Today, we are celebrating #tbt (throw back Thursday) by re-posting one of our favorite blogs be Angela about being grateful for her divorce. It’s not what you think…
Light me up a pumpkin spiced candle, let my feet crunch as I walk over brightly covered leaves, and zip me into a parka when the fall wind nips at my nose. I love all that is fall. I love this season, and in particular, this week of Thanksgiving, where with it brings reflections on gratitude and abundance. During times of transition or grief, it may be difficult to feel gratitude or see the silver linings, but perhaps take pause and really look.
Why I Am Grateful for my Divorce
Did I just write that subtitle? Did it just get quiet in here? Do I really mean that? Divorce is complex and it creates this unique dichotomy wherein people have to pick themselves up from the bottom and work hard to get back to themselves, hating it all the while but also experiencing gratitude for it along the way. So while my divorce was the hardest thing I have been through in my life, interestingly, I am grateful that it happened to me for the following reasons:
My divorce made me a better parent. My best friend takes issue when I say this arguing that I have always been a good mom. But the truth is, post-divorce, I am a more present mother. I value my time with my daughters because there is considerably less of it. I soak in the time I spend with them in a way I never did, or had to, prior to being a divorced mom. I am more mindful of the privilege it is to raise my daughters and grateful that my divorce exposed what I previously took for granted.

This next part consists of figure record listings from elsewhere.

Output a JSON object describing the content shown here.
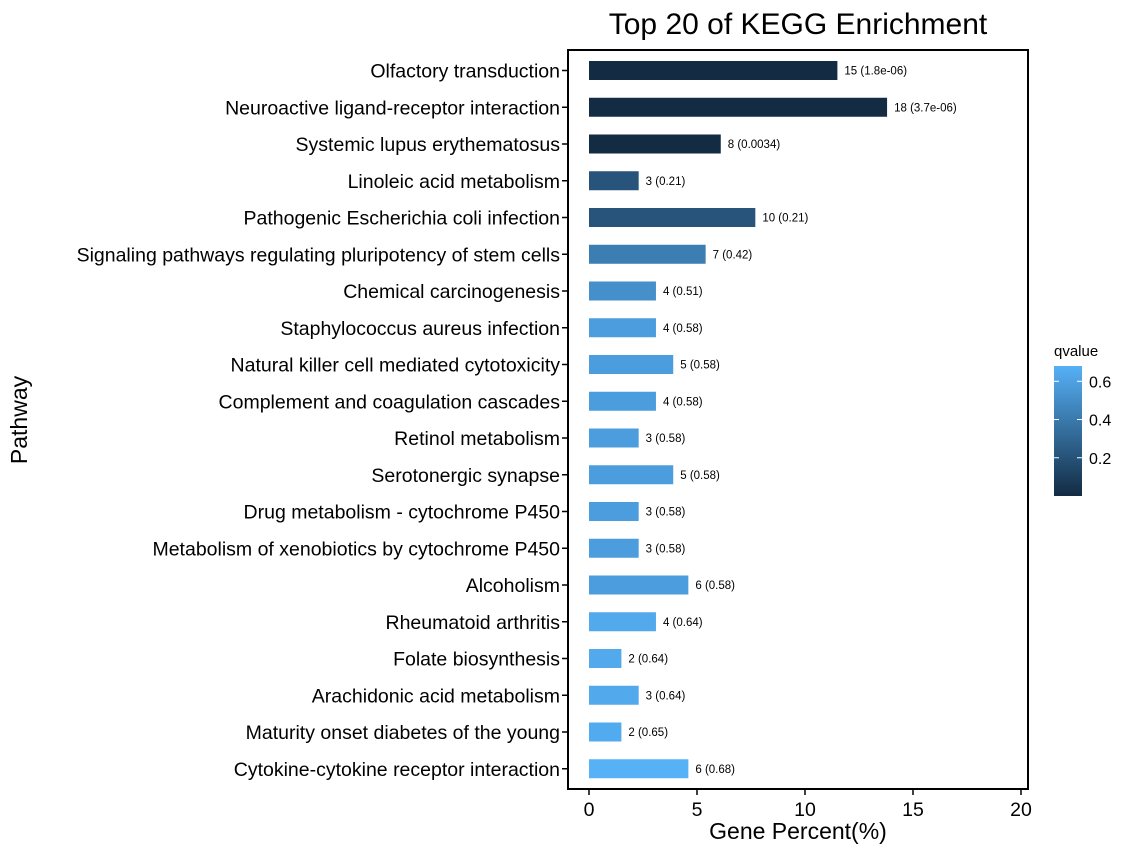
{
  "chart_data": {
    "type": "bar",
    "orientation": "horizontal",
    "title": "Top 20 of KEGG Enrichment",
    "xlabel": "Gene Percent(%)",
    "ylabel": "Pathway",
    "xlim": [
      0,
      20
    ],
    "xticks": [
      0,
      5,
      10,
      15,
      20
    ],
    "grid": false,
    "categories": [
      "Olfactory transduction",
      "Neuroactive ligand-receptor interaction",
      "Systemic lupus erythematosus",
      "Linoleic acid metabolism",
      "Pathogenic Escherichia coli infection",
      "Signaling pathways regulating pluripotency of stem cells",
      "Chemical carcinogenesis",
      "Staphylococcus aureus infection",
      "Natural killer cell mediated cytotoxicity",
      "Complement and coagulation cascades",
      "Retinol metabolism",
      "Serotonergic synapse",
      "Drug metabolism - cytochrome P450",
      "Metabolism of xenobiotics by cytochrome P450",
      "Alcoholism",
      "Rheumatoid arthritis",
      "Folate biosynthesis",
      "Arachidonic acid metabolism",
      "Maturity onset diabetes of the young",
      "Cytokine-cytokine receptor interaction"
    ],
    "values": [
      11.5,
      13.8,
      6.1,
      2.3,
      7.7,
      5.4,
      3.1,
      3.1,
      3.9,
      3.1,
      2.3,
      3.9,
      2.3,
      2.3,
      4.6,
      3.1,
      1.5,
      2.3,
      1.5,
      4.6
    ],
    "bar_labels": [
      "15 (1.8e-06)",
      "18 (3.7e-06)",
      "8 (0.0034)",
      "3 (0.21)",
      "10 (0.21)",
      "7 (0.42)",
      "4 (0.51)",
      "4 (0.58)",
      "5 (0.58)",
      "4 (0.58)",
      "3 (0.58)",
      "5 (0.58)",
      "3 (0.58)",
      "3 (0.58)",
      "6 (0.58)",
      "4 (0.64)",
      "2 (0.64)",
      "3 (0.64)",
      "2 (0.65)",
      "6 (0.68)"
    ],
    "qvalues": [
      1.8e-06,
      3.7e-06,
      0.0034,
      0.21,
      0.21,
      0.42,
      0.51,
      0.58,
      0.58,
      0.58,
      0.58,
      0.58,
      0.58,
      0.58,
      0.58,
      0.64,
      0.64,
      0.64,
      0.65,
      0.68
    ],
    "legend": {
      "title": "qvalue",
      "placement": "right",
      "ticks": [
        0.2,
        0.4,
        0.6
      ],
      "range": [
        1.8e-06,
        0.68
      ],
      "color_low": "#132b43",
      "color_high": "#56b1f7"
    }
  }
}
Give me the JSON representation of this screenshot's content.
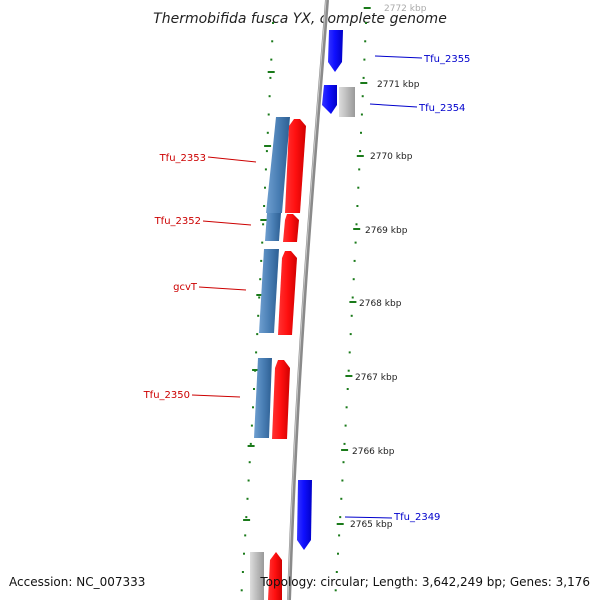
{
  "title": "Thermobifida fusca YX, complete genome",
  "accession_text": "Accession: NC_007333",
  "topology_text": "Topology: circular; Length: 3,642,249 bp; Genes: 3,176",
  "colors": {
    "forward_strand": "#0000ff",
    "reverse_strand": "#ff0000",
    "reverse_rna": "#4a7fb5",
    "pseudo": "#bbbbbb",
    "ticks": "#1a7a1a",
    "backbone": "#888888",
    "label_forward": "#0000cc",
    "label_reverse": "#cc0000"
  },
  "scale_labels": [
    "2772 kbp",
    "2771 kbp",
    "2770 kbp",
    "2769 kbp",
    "2768 kbp",
    "2767 kbp",
    "2766 kbp",
    "2765 kbp"
  ],
  "genes_forward": [
    "Tfu_2355",
    "Tfu_2354",
    "Tfu_2349"
  ],
  "genes_reverse": [
    "Tfu_2353",
    "Tfu_2352",
    "gcvT",
    "Tfu_2350"
  ]
}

My divorce made me financially independent. I do not mean that my divorce made me wealthy. What I do mean is that I am solely responsible for my spending, saving, and budgeting. Like most divorcing couples, there was a division of debt that occurred as a result of divorce. It was up to me, and my income only, to develop a plan to reduce the debt. I was no longer part of a dual income household to support me financially. I felt empowered as I clipped coupons, starting eating lunches at home, and chipped away my debt until I was in a debt-free place. It was all on me and I am grateful that my divorce caused me to face my financial realities.
My divorce made me see my authentic self. While in relationship and marriage, couples often find themselves constantly compromising. If balance isn’t maintained during the course of years spent together in ensuring that you stay true to who you are, you can wake up one day like I did, and wonder where you went. Being single as an adult is something I had not experienced prior to my divorce. My life pre-divorce had not required that I take inventory of who I was in my adult life. Divorce changed that. I am grateful that as a result of my divorce, it forced me to reevaluate who I wanted to be now that I was grown up. My divorce allowed me to align my adult self in an authentic way.
Beyond these things, after experiencing a jarring life event like a divorce, inevitably and gradually comes gratitude and appreciation for the life you have left. There are moments where you are forced to reflect on and chose which direction to take next. I am grateful that my divorce emphasized for me the need to appreciate my abundance in all things big and small.